Ludwigslust : Kinder hoffen auf gute Kartoffelernte

Steffen Schwedt erklärt den Schülern, in welchem Abstand die Kartoffeln gepflanzt werden.
Steffen Schwedt erklärt den Schülern, in welchem Abstand die Kartoffeln gepflanzt werden.

Schüler der Fritz-Reuter-Grundschule nehmen an der Aktion „Kids an die Knolle“ teil und werden im eigenen Schulgarten selbst aktiv.

svz.de von
03. Mai 2017, 21:00 Uhr

Bevor im Herbst die Kartoffeln geerntet werden können, müssen die Schüler der Fritz-Reuter-Grundschule in Ludwigslust noch fleißig in ihrem Schulgarten arbeiten. Gemeinsam mit Steffen Schwedt, den hier alle nur den Kartoffelpapst nennen, brachten die Mädchen und Jungen die kleinen Knollen unter die Erde und lernten dabei noch etwas über die Geschichte der Pflanze. Das Schulgartenprojekt ist Teil der Aktion „Kids an die Knolle“ unter der Schirmherrschaft des Deutschen Kartoffelhandelsverbandes.

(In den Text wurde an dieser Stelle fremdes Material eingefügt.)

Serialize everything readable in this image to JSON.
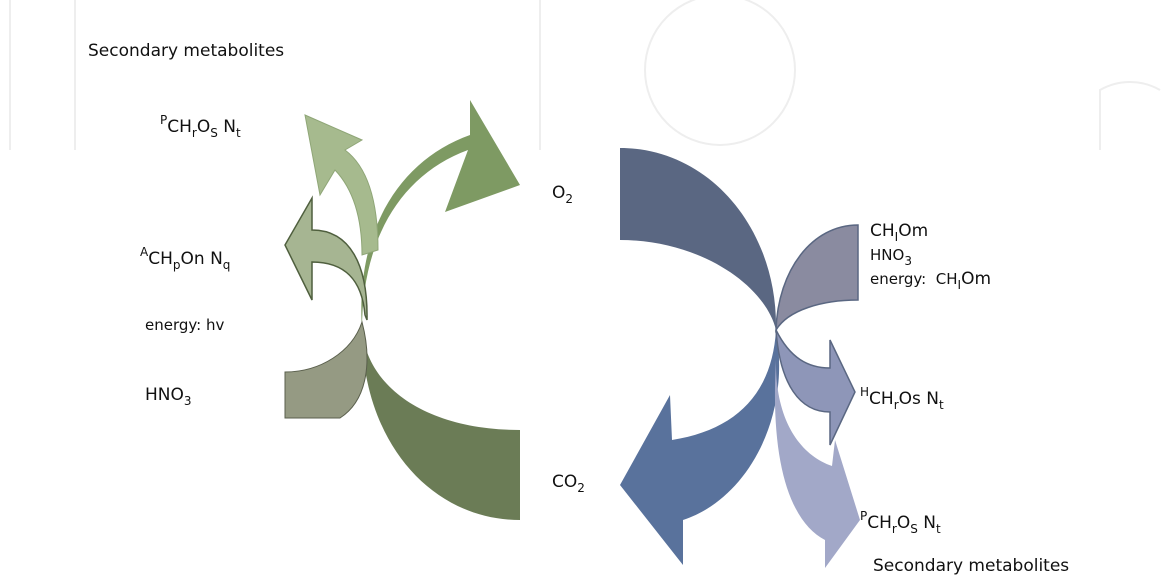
{
  "left": {
    "secondary_metabolites": "Secondary metabolites",
    "p_product": [
      "P",
      "CH",
      "r",
      "O",
      "S",
      " N",
      "t"
    ],
    "a_product": [
      "A",
      "CH",
      "p",
      "O",
      "n",
      " N",
      "q"
    ],
    "energy": "energy: hv",
    "nitrate": [
      "HNO",
      "3"
    ]
  },
  "right": {
    "o2": [
      "O",
      "2"
    ],
    "co2": [
      "CO",
      "2"
    ],
    "ch_input": [
      "CH",
      "I",
      "O",
      "m"
    ],
    "nitrate": [
      "HNO",
      "3"
    ],
    "energy": [
      "energy:  CH",
      "I",
      "O",
      "m"
    ],
    "h_product": [
      "H",
      "CH",
      "r",
      "O",
      "s",
      " N",
      "t"
    ],
    "p_product": [
      "P",
      "CH",
      "r",
      "O",
      "S",
      " N",
      "t"
    ],
    "secondary_metabolites": "Secondary metabolites"
  }
}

„Die Jungs holen die Kartoffeln aus meinem Auto, die Mädchen die Harken und Schaufeln aus dem Schuppen“, sagt Steffen Schwedt, Geschäftsführer der Agp Lübesse Kartoffelmarkt Sülte. Klare Aufgabenverteilung für die Schüler der Klasse 3  a. Gemeinsam mit Klassenlehrerin Elena Zarechneva hören sie zunächst aufmerksam den Erzählungen von Steffen Schwedt zu. So konnten sie erfahren, dass die Inkas zuerst Kartoffeln anbauten und verzehrten und die Knolle erst viel später nach Europa gelangte. Hier hatte man es zunächst nur auf die Blüte der Pflanze abgesehen und entdeckte die Kartoffel als Speise auf dem Teller erst später.

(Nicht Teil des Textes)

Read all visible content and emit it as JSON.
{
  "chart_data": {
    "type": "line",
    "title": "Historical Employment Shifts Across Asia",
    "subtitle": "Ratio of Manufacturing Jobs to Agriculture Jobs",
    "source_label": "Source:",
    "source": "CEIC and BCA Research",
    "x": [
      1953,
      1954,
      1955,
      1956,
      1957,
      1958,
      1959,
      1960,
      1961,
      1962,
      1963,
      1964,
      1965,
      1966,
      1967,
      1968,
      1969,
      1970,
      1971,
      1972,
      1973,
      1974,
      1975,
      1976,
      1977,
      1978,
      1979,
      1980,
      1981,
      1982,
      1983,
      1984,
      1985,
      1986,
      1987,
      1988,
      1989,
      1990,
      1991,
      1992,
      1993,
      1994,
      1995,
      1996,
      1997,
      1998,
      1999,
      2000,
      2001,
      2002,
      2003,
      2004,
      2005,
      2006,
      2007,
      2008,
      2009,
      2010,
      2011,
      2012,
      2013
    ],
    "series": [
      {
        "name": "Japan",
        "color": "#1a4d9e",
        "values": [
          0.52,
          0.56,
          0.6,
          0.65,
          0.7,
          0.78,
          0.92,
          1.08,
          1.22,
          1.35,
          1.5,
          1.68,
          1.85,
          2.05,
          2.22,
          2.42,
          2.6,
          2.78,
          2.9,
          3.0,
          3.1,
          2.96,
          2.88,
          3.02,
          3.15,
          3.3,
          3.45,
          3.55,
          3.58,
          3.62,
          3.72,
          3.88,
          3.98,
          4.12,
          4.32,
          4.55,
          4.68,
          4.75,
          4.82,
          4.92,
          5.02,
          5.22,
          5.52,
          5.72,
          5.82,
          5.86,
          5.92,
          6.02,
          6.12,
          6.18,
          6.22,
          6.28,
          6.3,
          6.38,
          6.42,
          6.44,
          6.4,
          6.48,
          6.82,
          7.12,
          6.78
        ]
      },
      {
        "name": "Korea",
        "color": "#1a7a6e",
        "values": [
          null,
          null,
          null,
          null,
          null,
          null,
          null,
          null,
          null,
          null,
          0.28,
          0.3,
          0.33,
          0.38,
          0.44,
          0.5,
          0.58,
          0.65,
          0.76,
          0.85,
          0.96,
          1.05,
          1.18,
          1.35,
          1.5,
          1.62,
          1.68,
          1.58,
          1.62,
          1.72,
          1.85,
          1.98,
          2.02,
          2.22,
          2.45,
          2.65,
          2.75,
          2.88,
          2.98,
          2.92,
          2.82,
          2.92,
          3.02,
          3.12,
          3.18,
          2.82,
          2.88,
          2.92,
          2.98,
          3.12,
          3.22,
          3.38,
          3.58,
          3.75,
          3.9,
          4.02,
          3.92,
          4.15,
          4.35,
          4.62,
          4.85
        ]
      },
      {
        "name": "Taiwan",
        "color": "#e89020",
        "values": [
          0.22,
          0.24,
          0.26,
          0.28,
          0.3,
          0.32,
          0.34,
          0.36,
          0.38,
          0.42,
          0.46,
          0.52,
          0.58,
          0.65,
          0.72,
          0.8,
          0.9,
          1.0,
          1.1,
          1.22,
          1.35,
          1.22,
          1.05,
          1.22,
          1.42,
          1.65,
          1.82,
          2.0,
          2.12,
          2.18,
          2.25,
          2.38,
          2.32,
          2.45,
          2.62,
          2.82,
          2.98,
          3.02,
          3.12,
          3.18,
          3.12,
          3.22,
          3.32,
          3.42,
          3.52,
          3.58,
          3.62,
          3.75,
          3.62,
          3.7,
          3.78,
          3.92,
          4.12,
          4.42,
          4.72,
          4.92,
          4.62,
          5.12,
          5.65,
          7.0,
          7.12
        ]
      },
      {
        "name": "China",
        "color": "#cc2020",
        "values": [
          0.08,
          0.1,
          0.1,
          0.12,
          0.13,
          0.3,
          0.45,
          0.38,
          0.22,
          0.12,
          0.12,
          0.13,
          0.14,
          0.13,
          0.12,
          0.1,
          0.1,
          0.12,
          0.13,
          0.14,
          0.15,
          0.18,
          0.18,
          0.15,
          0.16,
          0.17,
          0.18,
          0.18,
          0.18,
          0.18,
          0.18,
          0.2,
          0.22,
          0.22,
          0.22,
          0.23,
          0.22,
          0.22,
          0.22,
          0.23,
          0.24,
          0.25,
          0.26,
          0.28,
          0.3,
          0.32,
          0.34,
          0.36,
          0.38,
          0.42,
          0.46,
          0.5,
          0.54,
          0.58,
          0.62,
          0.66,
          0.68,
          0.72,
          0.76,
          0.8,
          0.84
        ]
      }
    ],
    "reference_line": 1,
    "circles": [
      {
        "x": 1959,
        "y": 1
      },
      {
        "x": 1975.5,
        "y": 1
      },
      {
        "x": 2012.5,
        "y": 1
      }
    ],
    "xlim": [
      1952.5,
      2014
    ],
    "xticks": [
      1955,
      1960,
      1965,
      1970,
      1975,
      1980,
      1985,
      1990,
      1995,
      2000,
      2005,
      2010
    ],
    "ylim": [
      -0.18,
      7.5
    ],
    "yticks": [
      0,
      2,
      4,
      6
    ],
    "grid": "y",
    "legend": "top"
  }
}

Damit die Kinder in ein paar Monaten auch ihre eigenen Kartoffeln verspeisen können, war es nach dem kurzen Geschichtsausflug endlich Zeit zu pflanzen. Die Kinder hatten sich vorher schon in fünf Gruppen unterteilt und diesen Namen wie „Bunter Kartoffelsalat“ oder „Leckere Kartoffelpfannkuchen“ gegeben. Jeder Schüler durfte dann mindestens zwei Kartoffeln pflanzen. Dafür mussten sie ein etwa fünf Zentimeter tiefes Loch graben, die Kartoffel reinlegen, wieder zuschütten und dann einmal fest rauftreten. Der zehnjährigen Lina macht das Pflanzen viel Spaß. „Ich kenne das schon von zu Hause, da haben wir auch eigene Kartoffeln. Und ich bin gerne hier im Schulgarten.“ Unter den Gruppen entfachte dann sogar ein kleiner Wettkampf, wer seine Reihe zuerst fertig hat. Doch das ist Steffen Schwedt nicht wichtig. „Wichtig ist, dass die Kinder einmal selbst etwas anpflanzen und im Boden herumwühlen können.“ Der Kartoffelexperte hat jahrelange Erfahrung mit der Aktion an den Grundschulen.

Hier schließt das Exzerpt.